I never wanted to see my cousin again, and I definitely didn’t want Frankie to go up against him. He’d been in a car accident and obviously taken many blows from my cousin. And just two days earlier, tased. How much more did I expect him to withstand because of me?

I just wanted us to run away together and never look back.

Against my hesitation, Frankie and I made it to the bedroom door. I allowed him to open it and lead us down the hallway and then down the steps to the first floor.

There in the living room, testosterone oozed out of the space. The Grandmaster, Jason, and Damien sat on the same cream couch I had been on earlier in the evening.

They looked about as ticked off about it as I had. A few feet from the couch, a barrage of men all holding guns aimed at the seated men filled up the rest of the space.

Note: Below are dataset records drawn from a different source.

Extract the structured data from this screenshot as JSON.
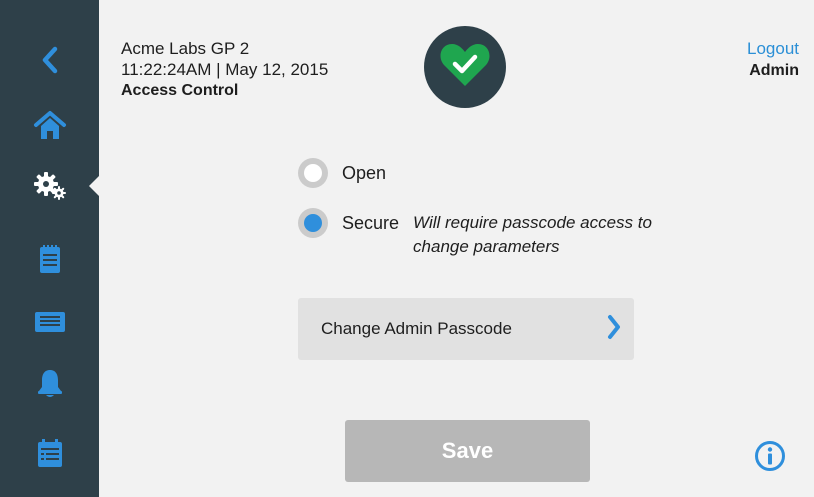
{
  "header": {
    "device_name": "Acme Labs GP 2",
    "datetime": "11:22:24AM | May 12, 2015",
    "section_title": "Access Control",
    "status_icon": "heart-check-icon",
    "logout_label": "Logout",
    "user_role": "Admin"
  },
  "sidebar": {
    "items": [
      {
        "name": "back",
        "icon": "chevron-left-icon"
      },
      {
        "name": "home",
        "icon": "home-icon"
      },
      {
        "name": "settings",
        "icon": "gears-icon",
        "active": true
      },
      {
        "name": "notes",
        "icon": "notepad-icon"
      },
      {
        "name": "display",
        "icon": "monitor-icon"
      },
      {
        "name": "alerts",
        "icon": "bell-icon"
      },
      {
        "name": "log",
        "icon": "calendar-list-icon"
      }
    ]
  },
  "access": {
    "options": [
      {
        "label": "Open",
        "selected": false
      },
      {
        "label": "Secure",
        "selected": true,
        "note": "Will require passcode access to change parameters"
      }
    ],
    "change_passcode_label": "Change Admin Passcode"
  },
  "footer": {
    "save_label": "Save"
  },
  "colors": {
    "sidebar_bg": "#2e4049",
    "accent_blue": "#2f8fdc",
    "status_green": "#1fa64f",
    "save_disabled": "#b7b7b7"
  }
}
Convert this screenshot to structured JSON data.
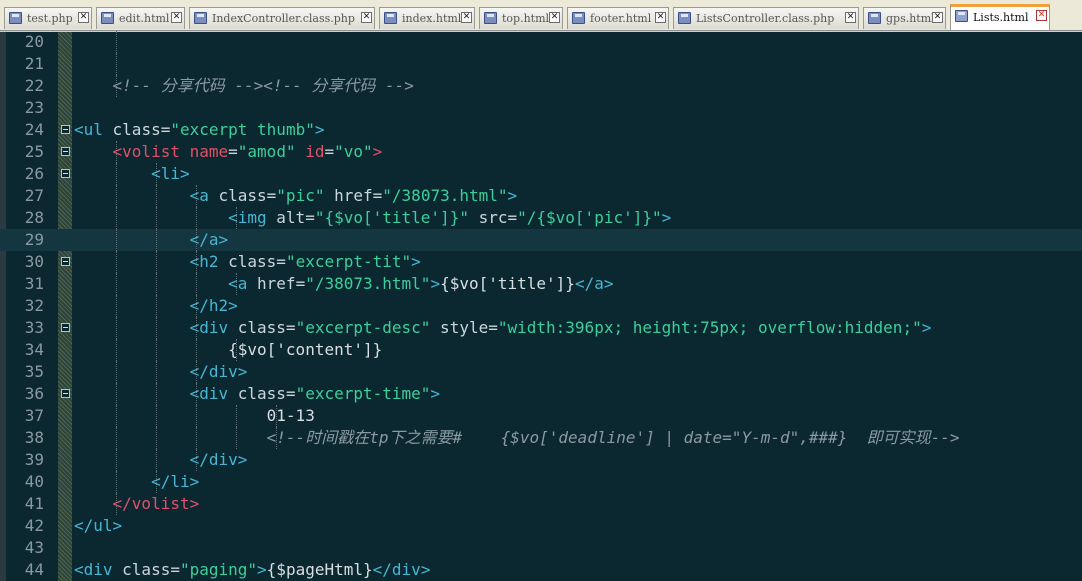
{
  "tabs": [
    {
      "label": "test.php",
      "active": false
    },
    {
      "label": "edit.html",
      "active": false
    },
    {
      "label": "IndexController.class.php",
      "active": false
    },
    {
      "label": "index.html",
      "active": false
    },
    {
      "label": "top.html",
      "active": false
    },
    {
      "label": "footer.html",
      "active": false
    },
    {
      "label": "ListsController.class.php",
      "active": false
    },
    {
      "label": "gps.html",
      "active": false
    },
    {
      "label": "Lists.html",
      "active": true
    }
  ],
  "editor": {
    "current_line": 29,
    "lines": [
      {
        "n": "20",
        "text": ""
      },
      {
        "n": "21",
        "text": ""
      },
      {
        "n": "22",
        "text": "    <!-- 分享代码 --><!-- 分享代码 -->"
      },
      {
        "n": "23",
        "text": ""
      },
      {
        "n": "24",
        "text": "<ul class=\"excerpt thumb\">"
      },
      {
        "n": "25",
        "text": "    <volist name=\"amod\" id=\"vo\">"
      },
      {
        "n": "26",
        "text": "        <li>"
      },
      {
        "n": "27",
        "text": "            <a class=\"pic\" href=\"/38073.html\">"
      },
      {
        "n": "28",
        "text": "                <img alt=\"{$vo['title']}\" src=\"/{$vo['pic']}\">"
      },
      {
        "n": "29",
        "text": "            </a>"
      },
      {
        "n": "30",
        "text": "            <h2 class=\"excerpt-tit\">"
      },
      {
        "n": "31",
        "text": "                <a href=\"/38073.html\">{$vo['title']}</a>"
      },
      {
        "n": "32",
        "text": "            </h2>"
      },
      {
        "n": "33",
        "text": "            <div class=\"excerpt-desc\" style=\"width:396px; height:75px; overflow:hidden;\">"
      },
      {
        "n": "34",
        "text": "                {$vo['content']}"
      },
      {
        "n": "35",
        "text": "            </div>"
      },
      {
        "n": "36",
        "text": "            <div class=\"excerpt-time\">"
      },
      {
        "n": "37",
        "text": "                    01-13"
      },
      {
        "n": "38",
        "text": "                    <!--时间戳在tp下之需要#    {$vo['deadline'] | date=\"Y-m-d\",###}  即可实现-->"
      },
      {
        "n": "39",
        "text": "            </div>"
      },
      {
        "n": "40",
        "text": "        </li>"
      },
      {
        "n": "41",
        "text": "    </volist>"
      },
      {
        "n": "42",
        "text": "</ul>"
      },
      {
        "n": "43",
        "text": ""
      },
      {
        "n": "44",
        "text": "<div class=\"paging\">{$pageHtml}</div>"
      }
    ]
  },
  "colors": {
    "background": "#0b2831",
    "tag": "#47b6d2",
    "volist_tag": "#e0506a",
    "string": "#3ccf9b",
    "comment": "#8b99a0",
    "active_tab_accent": "#f0a13a"
  }
}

“Your guys?” I asked Frankie in a whisper after catching sight of Big Tommy in the living room.

He nodded.

Behind the men holding weapons, even more streamed into the log cabin’s front door, each one carrying a big black duffel bag. They were the same ones loaded down with cash in Frankie’s office and then the back of the black SUV. The new men looked nothing like Frankie’s. They were larger with more muscle in their arms, and each one of them wore a black polo shirt and a pair of jeans rather than the business suit Frankie’s men wore. It had to be more of the football team.

Nine bags came in and then the tenth one landed with a thud on the floor as Ridge—the same man whose house we’d visited when he told Frankie he couldn’t get involved—filled the space of the doorway.

No one spoke until Frankie, with me still wrapped under his embrace, found a spot next to his men. Frankie stood tall and met my cousin’s seething glare without a care. “I’m taking your cousin. She’s mine now.”